Il ne faut nous faire aucune illusion. Les réponses que nous avons à faire aux différentes questions qui se posent sont extrêmement délicates. En matière de politique internationale, il est toujours difficile d'apporter les preuves irréfutables de ce que l'on avance. Ceci est vrai surtout lorsqu'il s'agit d'examiner les positions d'un pays totalitaire retranché derrière un rideau de fer.

Nos convictions seront donc inévitablement basées sur certaines hypothèses, même sur certaines intuitions. Dans cette recherche qui, par certains côtés, est une œuvre de divination, il existe incontestablement des possibilités d'erreurs. II est pourtant indispensable de la tenter. C'est le seul moyen d'avoir une politique à long terme et de s'y tenir, d'éviter d'errer au gré des événements et des circonstances, proie trop facile pour un adversaire déterminé.

Il nous faut donc rechercher quelques uns des traits essentiels qui caractérisent l'U.R.S.S., et tout d'abord il nous faut souligner que l'U.R.S.S. représente l'addition d'un certain nombre de courants dont les principaux sont une tradition purement russe, un communisme déformé et la pratique stalinienne. Ceci forme un tout fort complexe.

Cet ensemble n'a pas toujours été bien apprécié par les hommes d'Occident. Beaucoup semblent avoir minimisé l'importance de la révolution russe.

Le communisme stalinien n'est pas un parti politique d'extrême gauche, au sens que l'on pourrait donner à ce mot dans notre langage parlementaire. Le communisme stalinien ne se situe pas à la gauche du socialisme. Il a la prétention de représenter quelque chose de foncièrement nouveau, d'être plus qu'une doctrine économique et sociale. Il veut être une civilisation nouvelle, rompant délibérément avec les sources de pensées, avec les règles morales et les principes politiques qui forment la tradition de l'Occident.

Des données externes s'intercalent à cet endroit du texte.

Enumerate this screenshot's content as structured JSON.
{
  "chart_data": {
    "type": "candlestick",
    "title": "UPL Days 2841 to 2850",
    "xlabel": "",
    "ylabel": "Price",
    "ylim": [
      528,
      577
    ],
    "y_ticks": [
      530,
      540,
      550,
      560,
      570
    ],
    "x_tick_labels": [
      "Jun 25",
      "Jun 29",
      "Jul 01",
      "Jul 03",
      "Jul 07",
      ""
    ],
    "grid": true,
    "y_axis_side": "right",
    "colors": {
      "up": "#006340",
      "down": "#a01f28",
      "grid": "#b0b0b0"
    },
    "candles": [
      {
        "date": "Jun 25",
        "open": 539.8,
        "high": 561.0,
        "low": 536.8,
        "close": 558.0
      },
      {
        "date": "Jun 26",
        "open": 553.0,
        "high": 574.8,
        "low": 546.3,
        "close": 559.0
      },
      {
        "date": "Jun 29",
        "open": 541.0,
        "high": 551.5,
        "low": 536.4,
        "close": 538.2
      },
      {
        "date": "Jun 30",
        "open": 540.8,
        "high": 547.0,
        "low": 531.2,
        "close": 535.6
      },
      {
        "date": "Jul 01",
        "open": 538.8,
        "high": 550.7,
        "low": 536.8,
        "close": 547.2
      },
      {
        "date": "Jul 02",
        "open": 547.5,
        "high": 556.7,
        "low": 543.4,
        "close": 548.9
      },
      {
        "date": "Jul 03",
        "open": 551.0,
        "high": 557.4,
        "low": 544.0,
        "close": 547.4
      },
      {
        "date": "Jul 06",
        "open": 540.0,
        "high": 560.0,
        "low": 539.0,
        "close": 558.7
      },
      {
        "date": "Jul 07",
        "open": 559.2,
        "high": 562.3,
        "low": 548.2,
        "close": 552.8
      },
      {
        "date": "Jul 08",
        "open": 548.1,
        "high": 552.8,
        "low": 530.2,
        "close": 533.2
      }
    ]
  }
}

Nos relations avec le communisme stalinien sont dès lors extrêmement difficiles. Comment s'entendre quand il devient si difficile de se comprendre? Comment se comprendre lorsque l'on n'a plus rien de commun, pas même le vocabulaire?

Cette constatation fondamentale permet de conclure que la paix entre le communisme et l'Occident ne peut pas être recherchée sur la base de certains principes acceptés par les deux parties, ou sur le désir de bâtir un monde répondant à des règles communes, mais uniquement sur des faits dont le principal est un équilibre des forces.

Il semble bien, d'autre part, que la politique à longue échéance de l'U.R.S.S. est dominée par l'idée que le monde occidental est inévitablement voué à la décadence. Accentuant et déformant ce que le marxisme peut avoir de systématique, Lénine, et Staline ajirès lui, ont tracé un schéma de l'histoire qui implique la victoire finale du communisme, quels que soient les réactions et les efforts que peut faire le monde occidental pour échapper à son destin.

Si cette pensée traduit bien une certitude doctrinale, il est évident que l'U.R.S.S. a tout intérêt à attendre que le rapport des forces entre elle et ses adversaires se soit modifié à son profit avant d'entreprendre quoi que ce soit de décisif. Pourquoi en effet attaquer un ennemi encore puissant, alors que l'on est sûr qu'il sera faible un jour plus ou moins prochain?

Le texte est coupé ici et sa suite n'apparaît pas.